The Jesuit Volunteer Corps is grounded on four values: spirituality, community, simple living, and social justice. Each value is essential to JVC's mission and no one principle is more important than another. They are all interrelated. A year ago, when I was sitting in my JVC Orientation being introduced to these values that would "ruin" my life, a presenter said that the pillar of community would be the hardest to continue to live out once my service year was done.

It has been a little over a month since I left D.C. and my service year. I see what that presenter meant about the challenge of remaining in community, but I find myself disagreeing with him anyway.
Everything in the past month has been about community.

On the morning I left D.C., I hugged my housemates, who I had created a community with unlike any I had ever known. As I walked through airport security, I could not imagine living life without them. I landed in the West Coast a few hours later (traveling through time zones is rough) just in time to join my family at the annual Hawai'ian cultural festival run by the halau hula that I have danced in since elementary school. From community to community.

A week later, I hopped on a plane to LAX. I sat with two older women who listened in eager anticipation as I told them why I was flying to California. They gave me excited pieces of advice on where to go, what to do, and their own favorite memories. The time passed quickly and we all left the plane with smiles. Community.

At baggage claim, I found myself wrapped in the arms of my older cousin, Mile (pronounced "Me-lay"). It had been nine years since we had seen each other and she was visiting the US for the first time from Australia. Hours later, we were with our older cousin Triva and finally together, our trio began a three-week road trip that covered Las Vegas, San Diego, Portland, and countless places in between.
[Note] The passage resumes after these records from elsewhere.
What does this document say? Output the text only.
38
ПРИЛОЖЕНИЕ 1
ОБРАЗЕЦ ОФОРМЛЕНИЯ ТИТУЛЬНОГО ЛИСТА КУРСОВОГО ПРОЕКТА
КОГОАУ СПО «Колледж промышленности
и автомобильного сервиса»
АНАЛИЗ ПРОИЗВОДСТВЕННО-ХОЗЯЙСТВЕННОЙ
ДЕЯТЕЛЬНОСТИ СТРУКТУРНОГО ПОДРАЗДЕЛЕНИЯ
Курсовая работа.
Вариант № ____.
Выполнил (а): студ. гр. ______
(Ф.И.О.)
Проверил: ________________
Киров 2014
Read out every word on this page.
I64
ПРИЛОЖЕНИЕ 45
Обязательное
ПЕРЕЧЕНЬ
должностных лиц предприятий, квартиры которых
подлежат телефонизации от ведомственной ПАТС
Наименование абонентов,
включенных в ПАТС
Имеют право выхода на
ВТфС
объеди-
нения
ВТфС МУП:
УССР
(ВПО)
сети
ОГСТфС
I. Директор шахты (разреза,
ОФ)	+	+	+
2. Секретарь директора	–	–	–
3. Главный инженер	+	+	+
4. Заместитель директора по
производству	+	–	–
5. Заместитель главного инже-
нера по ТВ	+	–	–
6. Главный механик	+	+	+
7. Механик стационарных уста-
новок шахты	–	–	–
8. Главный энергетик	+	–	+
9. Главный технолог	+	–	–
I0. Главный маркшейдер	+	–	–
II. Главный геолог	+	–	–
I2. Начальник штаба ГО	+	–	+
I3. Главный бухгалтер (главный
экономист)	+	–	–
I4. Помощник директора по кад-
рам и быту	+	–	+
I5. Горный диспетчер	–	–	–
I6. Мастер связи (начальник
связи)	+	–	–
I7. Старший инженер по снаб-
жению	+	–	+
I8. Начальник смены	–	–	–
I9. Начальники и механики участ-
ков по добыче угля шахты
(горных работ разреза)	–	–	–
Along the way we collected friends who made the trip unforgettable. For the first time in months, I got to speak my first language, Samoan, freely at any time. I was people who knew everything about me, who I didn't have to explain my cultural and ethnic background to. My cousins got me, and through laughter and love, they eased away the heaviness of my D.C. goodbyes. They were my community.

 Now, I'm home and instead of feeling an absence of community, I am aware of how many communities I am blessed to have. It is true, maintaining my relationship with my D.C. communities are harder. I miss coming home every night to my six housemates. It is bittersweet to see pictures from Joseph's House and not be there to celebrate with my community. Being away from D.C. during the 50th anniversary on the March on Washington was awful. But, thanks to modern technology, those communities are only a phone call, a Facebook message, a Skype chat, a live 24-hour news stream away. There are planes and trains and cars to reach that home.

And back in this home, I have my family, West Coast culture, college friends, service communities. They are different communities, but they are still my communities. Both teach me that it is not distance that challenges intimacy, but the intentional effort that you must put into it to maintain closeness. Relationship takes a lot of work. It is hard, yet I know that I need community. I'll put the work in.